From the definition on wikipedia here
A linear differential equation is called homogeneous if the following condition is satisfied: If $\phi(x)$ is a solution, so is $c \phi(x)$, where c is an arbitrary (non-zero) constant
So taking the above definition $y = 5 \sqrt {\dfrac 2 3}x $ should work too. But if I backsubstitute this in original differential equation, I get $LHS = 5 \sqrt {\dfrac 2 3}$ and $RHS = \dfrac 1 5 \sqrt {\dfrac 2 3}$ which are not equal.
So is this still a homogeneous linear equation by definition? Am I making a mistake somewhere? Please help me understand why there are two types of homogeneity defined here. What does it mean to be homogeneous?
Note that the solution should come out as $$\frac {3y^2}2=x^2+C$$or $$y^2=\frac {2x^2}3+D$$
(where $D =\frac {2C}3$ is a constant) whence $$y=\pm\sqrt{\left(\frac {2x^2}3+D\right)}$$
The constant of integration "gets in the way" here - it is added under the square root, rather than being a factor. You have ignored the constant of integration in your answer, which has misled you as to the nature of the solution.

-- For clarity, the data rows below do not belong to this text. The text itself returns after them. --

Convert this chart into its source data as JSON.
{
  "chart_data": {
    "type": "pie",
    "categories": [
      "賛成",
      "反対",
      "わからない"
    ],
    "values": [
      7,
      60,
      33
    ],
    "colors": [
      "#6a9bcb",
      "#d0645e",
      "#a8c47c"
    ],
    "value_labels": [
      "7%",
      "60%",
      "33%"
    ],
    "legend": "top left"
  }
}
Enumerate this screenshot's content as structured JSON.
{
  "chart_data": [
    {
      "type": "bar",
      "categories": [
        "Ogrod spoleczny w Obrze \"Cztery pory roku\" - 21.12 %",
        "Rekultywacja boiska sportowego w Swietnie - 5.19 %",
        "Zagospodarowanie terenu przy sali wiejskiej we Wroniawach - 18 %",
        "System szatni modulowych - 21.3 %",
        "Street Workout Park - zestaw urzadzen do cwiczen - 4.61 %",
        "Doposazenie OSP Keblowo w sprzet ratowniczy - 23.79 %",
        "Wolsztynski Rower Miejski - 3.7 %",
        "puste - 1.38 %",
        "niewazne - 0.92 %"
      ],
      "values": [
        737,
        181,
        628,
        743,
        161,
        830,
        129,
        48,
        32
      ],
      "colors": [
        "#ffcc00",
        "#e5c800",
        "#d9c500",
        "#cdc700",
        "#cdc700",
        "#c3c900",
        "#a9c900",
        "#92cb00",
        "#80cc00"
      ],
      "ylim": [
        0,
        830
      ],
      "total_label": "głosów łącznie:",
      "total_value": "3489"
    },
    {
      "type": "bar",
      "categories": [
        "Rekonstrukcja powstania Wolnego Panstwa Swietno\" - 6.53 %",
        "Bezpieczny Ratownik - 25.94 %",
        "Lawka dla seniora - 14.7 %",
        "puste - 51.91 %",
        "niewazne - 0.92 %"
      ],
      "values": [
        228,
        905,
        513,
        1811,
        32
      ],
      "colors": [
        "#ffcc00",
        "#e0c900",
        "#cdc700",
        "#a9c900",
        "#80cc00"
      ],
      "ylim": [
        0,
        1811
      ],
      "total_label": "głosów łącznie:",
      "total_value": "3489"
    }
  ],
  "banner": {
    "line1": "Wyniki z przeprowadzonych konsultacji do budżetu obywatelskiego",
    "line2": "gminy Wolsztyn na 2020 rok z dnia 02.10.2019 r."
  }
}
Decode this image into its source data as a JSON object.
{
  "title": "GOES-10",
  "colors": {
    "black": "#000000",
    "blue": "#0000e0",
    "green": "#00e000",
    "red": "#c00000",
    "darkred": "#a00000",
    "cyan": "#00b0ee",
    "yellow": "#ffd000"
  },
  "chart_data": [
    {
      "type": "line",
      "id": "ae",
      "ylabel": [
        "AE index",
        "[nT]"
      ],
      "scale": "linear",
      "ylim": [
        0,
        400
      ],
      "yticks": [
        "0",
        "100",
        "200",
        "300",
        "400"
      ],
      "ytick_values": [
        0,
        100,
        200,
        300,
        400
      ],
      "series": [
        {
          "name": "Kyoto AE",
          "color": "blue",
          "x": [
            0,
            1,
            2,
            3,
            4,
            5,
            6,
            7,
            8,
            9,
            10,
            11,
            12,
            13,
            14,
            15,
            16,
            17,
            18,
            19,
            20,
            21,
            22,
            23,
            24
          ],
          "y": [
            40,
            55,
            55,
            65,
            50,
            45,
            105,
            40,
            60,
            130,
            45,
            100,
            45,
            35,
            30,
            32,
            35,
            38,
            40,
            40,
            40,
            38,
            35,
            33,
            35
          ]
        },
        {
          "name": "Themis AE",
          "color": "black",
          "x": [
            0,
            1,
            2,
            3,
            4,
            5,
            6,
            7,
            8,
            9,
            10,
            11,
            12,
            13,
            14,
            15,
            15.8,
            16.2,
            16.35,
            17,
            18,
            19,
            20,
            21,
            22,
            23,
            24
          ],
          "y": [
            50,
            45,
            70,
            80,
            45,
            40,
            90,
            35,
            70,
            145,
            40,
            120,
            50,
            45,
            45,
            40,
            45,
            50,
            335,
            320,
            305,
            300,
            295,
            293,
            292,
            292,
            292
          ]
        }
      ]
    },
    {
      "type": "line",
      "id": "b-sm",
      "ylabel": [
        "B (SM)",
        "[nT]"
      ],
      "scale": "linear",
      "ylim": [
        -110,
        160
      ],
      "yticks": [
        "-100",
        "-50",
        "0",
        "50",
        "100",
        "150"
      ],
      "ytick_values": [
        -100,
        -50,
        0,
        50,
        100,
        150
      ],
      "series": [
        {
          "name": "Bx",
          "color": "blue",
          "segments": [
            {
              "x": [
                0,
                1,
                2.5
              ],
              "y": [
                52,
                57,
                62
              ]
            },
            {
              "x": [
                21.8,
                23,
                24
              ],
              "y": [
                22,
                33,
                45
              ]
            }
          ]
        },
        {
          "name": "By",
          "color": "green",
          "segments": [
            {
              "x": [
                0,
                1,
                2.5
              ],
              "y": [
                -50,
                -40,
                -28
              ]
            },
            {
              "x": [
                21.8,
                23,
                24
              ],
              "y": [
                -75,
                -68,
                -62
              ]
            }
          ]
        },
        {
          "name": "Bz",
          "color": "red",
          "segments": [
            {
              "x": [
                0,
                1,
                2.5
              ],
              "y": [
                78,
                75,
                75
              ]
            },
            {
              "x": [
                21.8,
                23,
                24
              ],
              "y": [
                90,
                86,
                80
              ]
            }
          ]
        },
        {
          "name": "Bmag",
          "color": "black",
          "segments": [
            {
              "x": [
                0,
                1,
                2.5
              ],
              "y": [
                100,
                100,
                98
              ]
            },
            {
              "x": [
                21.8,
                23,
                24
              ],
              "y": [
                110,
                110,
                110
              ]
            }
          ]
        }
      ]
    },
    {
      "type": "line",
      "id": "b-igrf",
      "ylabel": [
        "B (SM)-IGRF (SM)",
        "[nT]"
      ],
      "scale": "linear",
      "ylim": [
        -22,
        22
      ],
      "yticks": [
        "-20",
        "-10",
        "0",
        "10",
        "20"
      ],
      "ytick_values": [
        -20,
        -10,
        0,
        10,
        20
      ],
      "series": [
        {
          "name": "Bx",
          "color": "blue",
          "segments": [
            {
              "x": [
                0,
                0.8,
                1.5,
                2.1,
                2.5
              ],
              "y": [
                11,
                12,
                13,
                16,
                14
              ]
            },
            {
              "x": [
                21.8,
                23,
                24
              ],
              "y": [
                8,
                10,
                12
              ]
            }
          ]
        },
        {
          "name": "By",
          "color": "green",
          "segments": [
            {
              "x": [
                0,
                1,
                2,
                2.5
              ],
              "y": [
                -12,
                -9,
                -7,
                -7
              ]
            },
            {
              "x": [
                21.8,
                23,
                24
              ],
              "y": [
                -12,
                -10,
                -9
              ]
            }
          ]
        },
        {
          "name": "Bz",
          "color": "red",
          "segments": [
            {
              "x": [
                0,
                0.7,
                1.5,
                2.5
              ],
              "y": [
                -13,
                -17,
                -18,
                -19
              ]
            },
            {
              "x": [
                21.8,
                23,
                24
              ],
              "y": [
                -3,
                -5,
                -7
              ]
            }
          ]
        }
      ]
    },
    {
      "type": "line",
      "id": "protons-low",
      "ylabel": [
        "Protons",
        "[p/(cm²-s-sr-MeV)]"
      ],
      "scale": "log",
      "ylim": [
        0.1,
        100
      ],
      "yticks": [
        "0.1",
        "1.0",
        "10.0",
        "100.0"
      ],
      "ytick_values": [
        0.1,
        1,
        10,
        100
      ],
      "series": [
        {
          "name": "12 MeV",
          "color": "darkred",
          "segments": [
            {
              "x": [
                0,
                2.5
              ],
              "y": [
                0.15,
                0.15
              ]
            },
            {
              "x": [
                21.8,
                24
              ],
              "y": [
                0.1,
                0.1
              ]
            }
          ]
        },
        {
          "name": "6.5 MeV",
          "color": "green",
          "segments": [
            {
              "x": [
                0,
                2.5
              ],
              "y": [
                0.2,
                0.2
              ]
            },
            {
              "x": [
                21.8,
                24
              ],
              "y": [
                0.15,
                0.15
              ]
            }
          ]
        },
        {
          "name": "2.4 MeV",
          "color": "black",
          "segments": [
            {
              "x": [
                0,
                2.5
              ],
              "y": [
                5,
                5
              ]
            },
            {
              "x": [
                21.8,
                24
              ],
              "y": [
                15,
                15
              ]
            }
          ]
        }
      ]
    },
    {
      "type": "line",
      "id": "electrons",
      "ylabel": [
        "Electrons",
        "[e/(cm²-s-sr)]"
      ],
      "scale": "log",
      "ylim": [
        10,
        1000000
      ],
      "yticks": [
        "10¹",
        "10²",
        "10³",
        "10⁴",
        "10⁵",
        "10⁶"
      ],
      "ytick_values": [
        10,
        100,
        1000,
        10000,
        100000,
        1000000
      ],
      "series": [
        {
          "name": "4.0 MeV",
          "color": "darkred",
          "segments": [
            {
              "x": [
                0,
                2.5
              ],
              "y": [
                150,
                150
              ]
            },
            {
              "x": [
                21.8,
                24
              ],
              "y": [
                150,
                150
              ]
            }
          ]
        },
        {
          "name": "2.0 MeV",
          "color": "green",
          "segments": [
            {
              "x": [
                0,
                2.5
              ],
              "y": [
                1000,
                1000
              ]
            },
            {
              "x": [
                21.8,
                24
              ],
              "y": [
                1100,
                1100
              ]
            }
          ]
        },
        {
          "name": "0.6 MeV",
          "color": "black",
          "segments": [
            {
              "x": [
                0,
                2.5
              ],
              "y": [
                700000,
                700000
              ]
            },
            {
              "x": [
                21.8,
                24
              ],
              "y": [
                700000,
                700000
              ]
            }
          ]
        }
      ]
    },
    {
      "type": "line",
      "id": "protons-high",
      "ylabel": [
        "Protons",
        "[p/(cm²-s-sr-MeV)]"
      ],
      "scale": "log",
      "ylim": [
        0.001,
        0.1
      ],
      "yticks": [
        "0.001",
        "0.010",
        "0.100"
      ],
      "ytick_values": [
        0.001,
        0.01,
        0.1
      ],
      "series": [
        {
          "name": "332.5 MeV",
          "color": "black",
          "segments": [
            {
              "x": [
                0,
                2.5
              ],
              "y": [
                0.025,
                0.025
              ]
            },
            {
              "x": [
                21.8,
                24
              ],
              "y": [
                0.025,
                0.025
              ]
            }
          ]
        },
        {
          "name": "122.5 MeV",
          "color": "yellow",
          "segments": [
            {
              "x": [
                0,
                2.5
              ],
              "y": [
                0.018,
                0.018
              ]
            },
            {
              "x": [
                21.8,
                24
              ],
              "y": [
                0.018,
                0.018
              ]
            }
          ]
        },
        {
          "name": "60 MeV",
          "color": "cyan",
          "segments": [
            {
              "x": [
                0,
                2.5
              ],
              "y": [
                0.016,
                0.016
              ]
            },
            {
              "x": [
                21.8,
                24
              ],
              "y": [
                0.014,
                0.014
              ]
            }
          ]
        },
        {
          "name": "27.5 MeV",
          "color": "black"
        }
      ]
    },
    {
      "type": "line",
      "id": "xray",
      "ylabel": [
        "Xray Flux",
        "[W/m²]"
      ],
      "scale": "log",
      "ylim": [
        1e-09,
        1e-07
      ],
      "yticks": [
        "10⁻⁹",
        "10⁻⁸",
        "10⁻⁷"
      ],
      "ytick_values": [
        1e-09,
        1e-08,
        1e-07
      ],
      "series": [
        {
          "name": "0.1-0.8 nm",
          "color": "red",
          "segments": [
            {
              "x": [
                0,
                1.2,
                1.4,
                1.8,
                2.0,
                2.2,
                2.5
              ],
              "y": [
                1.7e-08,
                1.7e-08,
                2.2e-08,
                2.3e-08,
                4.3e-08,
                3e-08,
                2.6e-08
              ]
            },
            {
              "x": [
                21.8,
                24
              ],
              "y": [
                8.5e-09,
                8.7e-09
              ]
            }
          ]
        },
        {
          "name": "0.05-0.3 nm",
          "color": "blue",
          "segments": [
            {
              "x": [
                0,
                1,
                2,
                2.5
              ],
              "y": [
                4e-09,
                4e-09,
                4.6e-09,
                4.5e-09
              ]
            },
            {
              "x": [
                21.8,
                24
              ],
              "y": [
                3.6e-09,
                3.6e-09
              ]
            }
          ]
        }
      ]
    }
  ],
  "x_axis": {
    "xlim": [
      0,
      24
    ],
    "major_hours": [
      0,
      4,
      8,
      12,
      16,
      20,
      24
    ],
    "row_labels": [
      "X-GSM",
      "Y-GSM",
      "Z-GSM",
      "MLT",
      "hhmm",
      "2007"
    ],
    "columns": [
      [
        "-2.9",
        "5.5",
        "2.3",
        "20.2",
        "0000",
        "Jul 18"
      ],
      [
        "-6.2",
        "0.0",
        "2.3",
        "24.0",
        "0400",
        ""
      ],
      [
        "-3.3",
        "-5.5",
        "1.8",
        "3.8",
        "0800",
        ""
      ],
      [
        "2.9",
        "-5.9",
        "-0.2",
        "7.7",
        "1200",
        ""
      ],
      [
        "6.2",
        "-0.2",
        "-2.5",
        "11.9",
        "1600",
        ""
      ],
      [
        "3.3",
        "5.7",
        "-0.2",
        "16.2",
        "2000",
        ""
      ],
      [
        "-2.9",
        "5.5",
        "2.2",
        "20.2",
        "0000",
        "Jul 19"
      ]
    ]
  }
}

If you had $ \dfrac {dy} {dx} =\dfrac {2y} {3x} $ that would be homogeneous. You'd get $y^3=Dx^2$ where the constant of integration comes out as a factor - so an arbitrary multiple will automatically work. So you can tell from the solution that the original equation is homogeneous. In your case clearing fractions gives you a term in $ y\dfrac {dy} {dx} $ which cannot be part of the form that your linked article says a homogeneous equation must have.